Christmas is finally here and gone. It has been so much fun and joy for me, and also it has been filled with great sadness, but not for myself but some special people in my life who mean very much to me and their struggles.
The holiday season is a time when we all reflect that there are others that do not have as many nice things as us, they may be homeless or need food or money. This year I have felt blessed and even when times have been hard for me, I continue to remember that I am so blessed and not because I have the basics, but because I have a healthy, loving family, husband and beautiful children and life is generally good.

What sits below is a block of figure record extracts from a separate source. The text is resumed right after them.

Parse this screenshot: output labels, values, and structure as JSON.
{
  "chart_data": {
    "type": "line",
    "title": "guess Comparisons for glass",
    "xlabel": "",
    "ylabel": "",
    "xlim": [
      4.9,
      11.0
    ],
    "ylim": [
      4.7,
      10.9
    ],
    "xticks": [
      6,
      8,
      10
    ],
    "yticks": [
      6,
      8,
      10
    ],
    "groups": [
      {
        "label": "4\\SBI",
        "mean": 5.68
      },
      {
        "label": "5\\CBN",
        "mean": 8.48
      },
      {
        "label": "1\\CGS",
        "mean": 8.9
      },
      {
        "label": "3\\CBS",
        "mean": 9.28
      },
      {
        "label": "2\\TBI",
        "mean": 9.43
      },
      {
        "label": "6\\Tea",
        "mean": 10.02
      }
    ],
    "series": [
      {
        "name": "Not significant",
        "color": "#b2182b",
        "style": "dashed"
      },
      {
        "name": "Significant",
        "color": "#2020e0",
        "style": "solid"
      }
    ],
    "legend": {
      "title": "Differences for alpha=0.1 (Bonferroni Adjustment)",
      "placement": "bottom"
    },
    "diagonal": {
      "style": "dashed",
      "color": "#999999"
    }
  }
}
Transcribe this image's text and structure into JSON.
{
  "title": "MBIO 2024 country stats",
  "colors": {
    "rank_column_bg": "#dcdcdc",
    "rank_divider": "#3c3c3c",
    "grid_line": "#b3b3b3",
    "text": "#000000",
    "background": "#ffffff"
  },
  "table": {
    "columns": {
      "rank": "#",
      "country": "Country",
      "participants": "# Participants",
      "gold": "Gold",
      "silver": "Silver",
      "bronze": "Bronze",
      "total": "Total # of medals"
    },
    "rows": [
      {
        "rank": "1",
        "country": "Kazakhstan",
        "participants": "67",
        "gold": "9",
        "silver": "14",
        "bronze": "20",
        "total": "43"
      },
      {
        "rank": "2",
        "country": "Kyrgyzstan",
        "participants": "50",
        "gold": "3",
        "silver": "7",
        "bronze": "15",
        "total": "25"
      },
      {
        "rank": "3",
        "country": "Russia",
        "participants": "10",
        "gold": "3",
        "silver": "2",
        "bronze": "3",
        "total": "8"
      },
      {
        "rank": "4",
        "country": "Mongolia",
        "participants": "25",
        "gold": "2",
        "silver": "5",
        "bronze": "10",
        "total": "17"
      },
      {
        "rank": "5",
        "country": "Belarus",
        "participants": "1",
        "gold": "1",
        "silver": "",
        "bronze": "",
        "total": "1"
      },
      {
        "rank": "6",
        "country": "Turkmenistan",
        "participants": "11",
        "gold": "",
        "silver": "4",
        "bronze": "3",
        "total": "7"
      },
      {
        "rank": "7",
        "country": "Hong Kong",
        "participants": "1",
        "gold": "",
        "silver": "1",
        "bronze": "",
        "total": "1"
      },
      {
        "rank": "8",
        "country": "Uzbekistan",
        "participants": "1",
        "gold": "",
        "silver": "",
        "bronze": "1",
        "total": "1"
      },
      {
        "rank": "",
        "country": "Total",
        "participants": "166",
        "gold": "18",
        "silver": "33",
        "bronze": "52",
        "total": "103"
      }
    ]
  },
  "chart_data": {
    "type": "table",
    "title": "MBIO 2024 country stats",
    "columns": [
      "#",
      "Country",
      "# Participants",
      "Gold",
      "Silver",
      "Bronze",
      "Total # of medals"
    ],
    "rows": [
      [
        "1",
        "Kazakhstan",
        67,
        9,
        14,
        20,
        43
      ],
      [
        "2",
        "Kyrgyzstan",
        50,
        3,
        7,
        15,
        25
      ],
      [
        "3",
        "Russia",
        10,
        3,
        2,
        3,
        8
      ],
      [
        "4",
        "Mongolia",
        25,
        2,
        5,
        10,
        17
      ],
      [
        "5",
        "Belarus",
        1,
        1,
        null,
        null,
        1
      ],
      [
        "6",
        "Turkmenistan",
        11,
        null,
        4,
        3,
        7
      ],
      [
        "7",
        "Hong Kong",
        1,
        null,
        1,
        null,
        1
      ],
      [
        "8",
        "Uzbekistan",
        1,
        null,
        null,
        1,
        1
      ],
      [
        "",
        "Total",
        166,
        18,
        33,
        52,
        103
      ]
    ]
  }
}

All of us struggle, but this holiday season our family has learned the meaning of counting our blessings and I intend to extend this counting for all the days of my life.

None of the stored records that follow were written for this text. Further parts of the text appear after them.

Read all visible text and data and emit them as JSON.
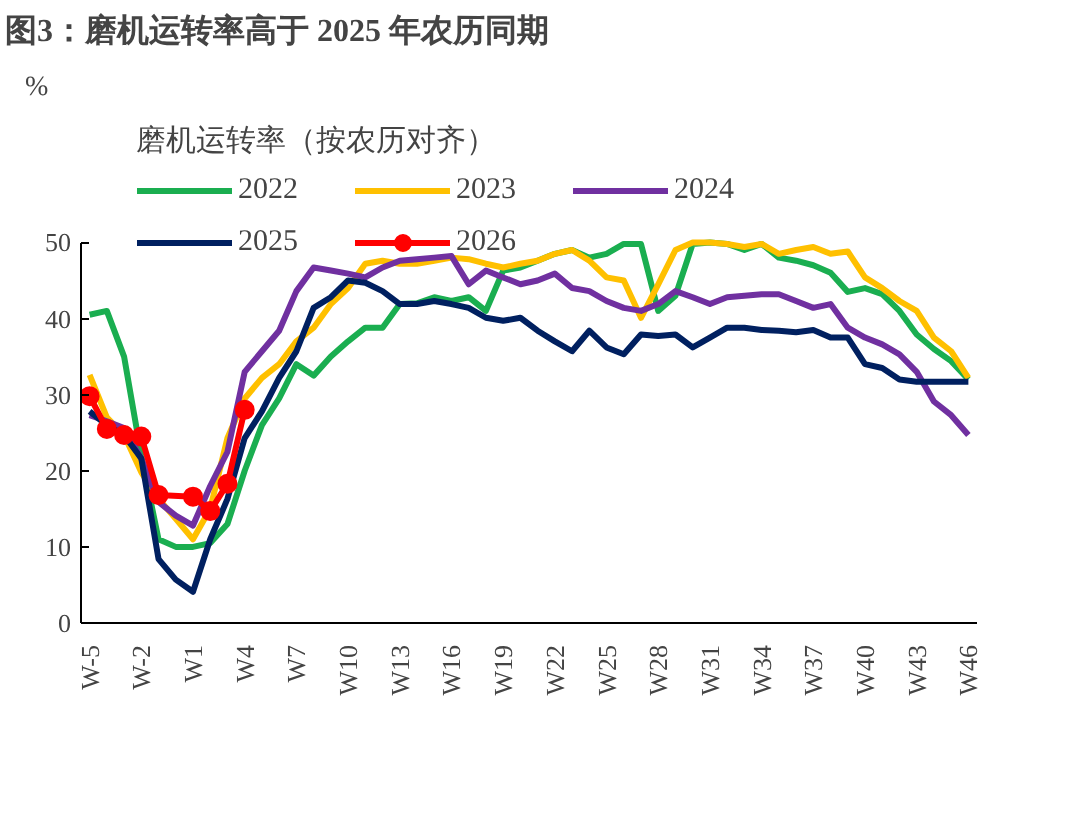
{
  "chart_data": {
    "type": "line",
    "title": "图3：磨机运转率高于 2025 年农历同期",
    "ylabel": "%",
    "legend_title": "磨机运转率（按农历对齐）",
    "legend": "top",
    "grid": false,
    "categories": [
      "W-5",
      null,
      null,
      "W-2",
      null,
      null,
      "W1",
      null,
      null,
      "W4",
      null,
      null,
      "W7",
      null,
      null,
      "W10",
      null,
      null,
      "W13",
      null,
      null,
      "W16",
      null,
      null,
      "W19",
      null,
      null,
      "W22",
      null,
      null,
      "W25",
      null,
      null,
      "W28",
      null,
      null,
      "W31",
      null,
      null,
      "W34",
      null,
      null,
      "W37",
      null,
      null,
      "W40",
      null,
      null,
      "W43",
      null,
      null,
      "W46"
    ],
    "ylim": [
      0,
      50
    ],
    "yticks": [
      0,
      10,
      20,
      30,
      40,
      50
    ],
    "series": [
      {
        "name": "2022",
        "color": "#1aae50",
        "marker": "none",
        "values": [
          40.5,
          41,
          35,
          22,
          11,
          10,
          10,
          10.5,
          13,
          20,
          26,
          29.5,
          34,
          32.5,
          35,
          37,
          38.8,
          38.8,
          41.9,
          42,
          42.8,
          42.3,
          42.8,
          41,
          46.3,
          46.7,
          47.6,
          48.5,
          49,
          48,
          48.5,
          49.8,
          49.8,
          41,
          43,
          49.8,
          50,
          49.8,
          49,
          49.8,
          48,
          47.6,
          47,
          46,
          43.5,
          44,
          43.2,
          41,
          37.9,
          36,
          34.4,
          32
        ]
      },
      {
        "name": "2023",
        "color": "#ffc000",
        "marker": "none",
        "values": [
          32.6,
          27,
          24.7,
          19.8,
          16.3,
          13.7,
          11,
          15,
          24.3,
          29.5,
          32.2,
          34,
          37,
          38.8,
          41.9,
          44,
          47.2,
          47.6,
          47.2,
          47.2,
          47.6,
          48,
          47.8,
          47.2,
          46.7,
          47.2,
          47.6,
          48.5,
          49,
          47.6,
          45.4,
          45,
          40.1,
          44.5,
          49,
          50,
          50,
          49.8,
          49.4,
          49.8,
          48.5,
          49,
          49.4,
          48.5,
          48.8,
          45.4,
          44,
          42.3,
          41,
          37.5,
          35.7,
          32.2
        ]
      },
      {
        "name": "2024",
        "color": "#7030a0",
        "marker": "none",
        "values": [
          27.3,
          26.5,
          25.6,
          21.6,
          15.9,
          14.1,
          12.8,
          18,
          22.5,
          33,
          35.7,
          38.4,
          43.6,
          46.7,
          46.3,
          45.9,
          45.4,
          46.7,
          47.6,
          47.8,
          48,
          48.2,
          44.5,
          46.3,
          45.4,
          44.5,
          45,
          45.9,
          44,
          43.6,
          42.3,
          41.4,
          41,
          41.9,
          43.6,
          42.8,
          41.9,
          42.8,
          43,
          43.2,
          43.2,
          42.3,
          41.4,
          41.9,
          38.8,
          37.5,
          36.6,
          35.3,
          33,
          29.1,
          27.3,
          24.7
        ]
      },
      {
        "name": "2025",
        "color": "#002060",
        "marker": "none",
        "values": [
          27.8,
          26,
          24.7,
          21.6,
          8.4,
          5.7,
          4.1,
          11,
          16.3,
          24.3,
          27.8,
          32.2,
          35.7,
          41.4,
          42.8,
          45,
          44.7,
          43.6,
          41.9,
          41.9,
          42.3,
          41.9,
          41.4,
          40.1,
          39.7,
          40.1,
          38.4,
          37,
          35.7,
          38.4,
          36.2,
          35.3,
          37.9,
          37.7,
          37.9,
          36.2,
          37.5,
          38.8,
          38.8,
          38.5,
          38.4,
          38.2,
          38.5,
          37.5,
          37.5,
          34,
          33.5,
          32,
          31.7,
          31.7,
          31.7,
          31.7
        ]
      },
      {
        "name": "2026",
        "color": "#ff0000",
        "marker": "circle",
        "values": [
          29.8,
          25.5,
          24.7,
          24.5,
          16.8,
          null,
          16.6,
          14.7,
          18.3,
          28,
          null,
          null,
          null,
          null,
          null,
          null,
          null,
          null,
          null,
          null,
          null,
          null,
          null,
          null,
          null,
          null,
          null,
          null,
          null,
          null,
          null,
          null,
          null,
          null,
          null,
          null,
          null,
          null,
          null,
          null,
          null,
          null,
          null,
          null,
          null,
          null,
          null,
          null,
          null,
          null,
          null,
          null
        ]
      }
    ]
  }
}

Life is too short to be mad or hurt, life is too short to worry and fret and life is too short to not understand that children are only young once and life is just too short to not be thankful for what I have. My children are happy and healthy, my family is healthy. I have watched several times this holiday season when this has not been so for others and I have stood by helpless to help them, and I decided that the best way to help them is to life my life the best that I can. This holiday season I have become a better person, not because I got something new, but because I remembered something old, love. I love my family and I have felt this love, but I tell Austin to wait because I have to take care of something first, I stay mad at Jason when maybe I don't need to, I tell Austin or the girls I am too tired to read you a book, and now I am going to try to be better mother, sister, wife and friend each day. I have watched two families that are super close to me, go through near death of a small child and death of a parent.

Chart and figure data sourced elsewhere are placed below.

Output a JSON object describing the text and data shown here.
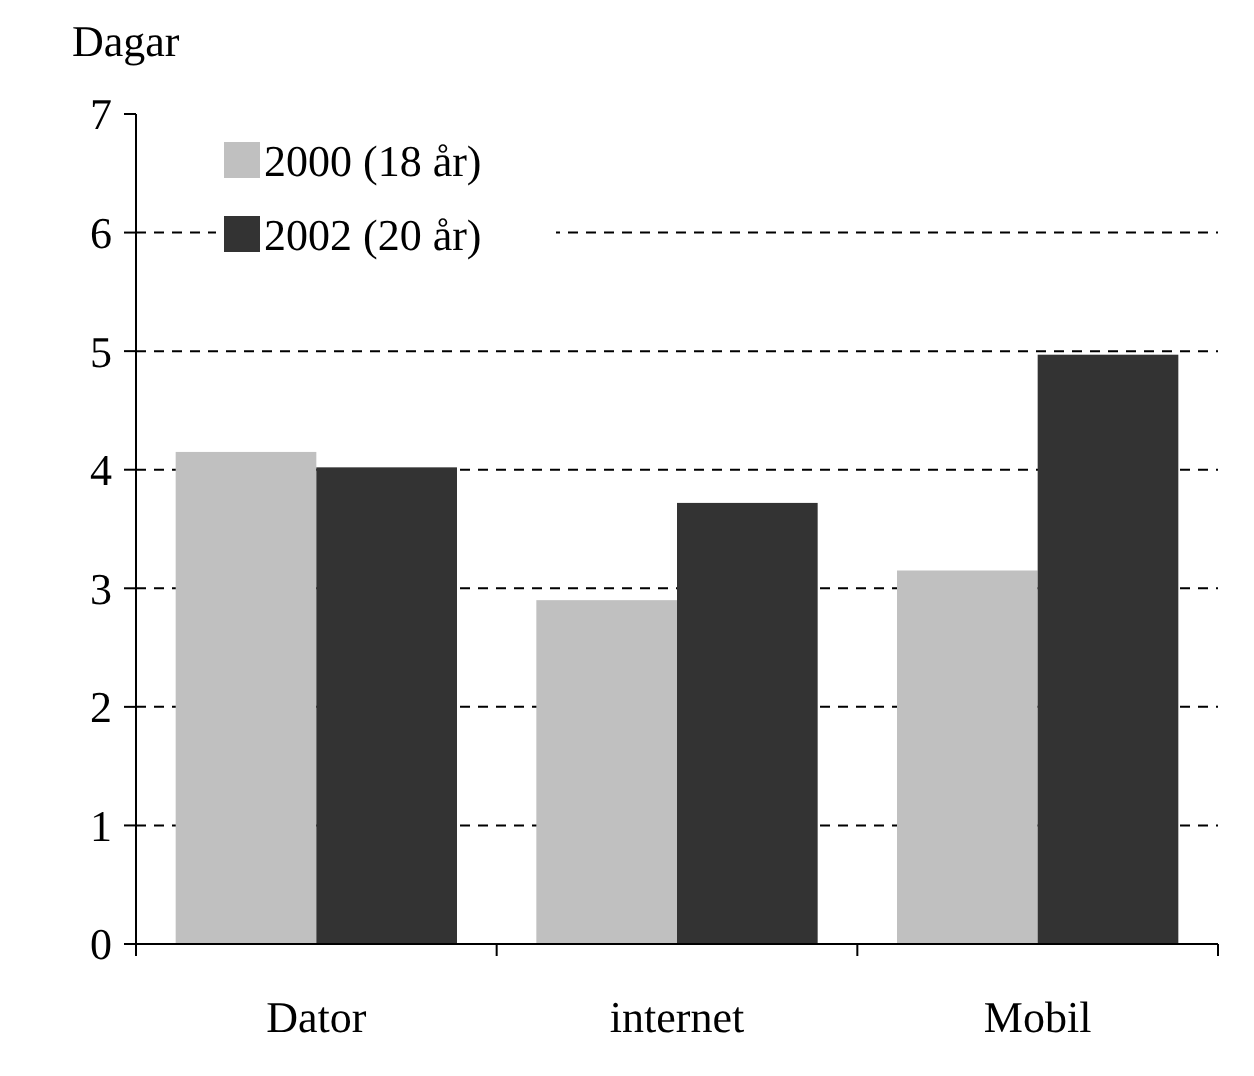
{
  "chart_data": {
    "type": "bar",
    "ylabel": "Dagar",
    "categories": [
      "Dator",
      "internet",
      "Mobil"
    ],
    "series": [
      {
        "name": "2000 (18 år)",
        "color": "#c0c0c0",
        "values": [
          4.15,
          2.9,
          3.15
        ]
      },
      {
        "name": "2002 (20 år)",
        "color": "#333333",
        "values": [
          4.02,
          3.72,
          4.97
        ]
      }
    ],
    "ylim": [
      0,
      7
    ],
    "yticks": [
      0,
      1,
      2,
      3,
      4,
      5,
      6,
      7
    ],
    "grid": "y",
    "legend": "top left"
  }
}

I am sorry, but none of us can really know what that feels like until its us. But I can say, thank God that wasn't my child or my family member. But it made me REALLY think- what if it was? What would be important to me and what would I care about? I think that this was my lesson to learn as I have taken too many things for granted. I will not any longer.
I wish that all of you had a wonderful holiday season, I also wish that you will be grateful for what you have and be happy with it. Who knows how long it will be there!
Children grow up quickly, hearts always heal, people pass through this life and life seems to go on, even as if nothing has occurred.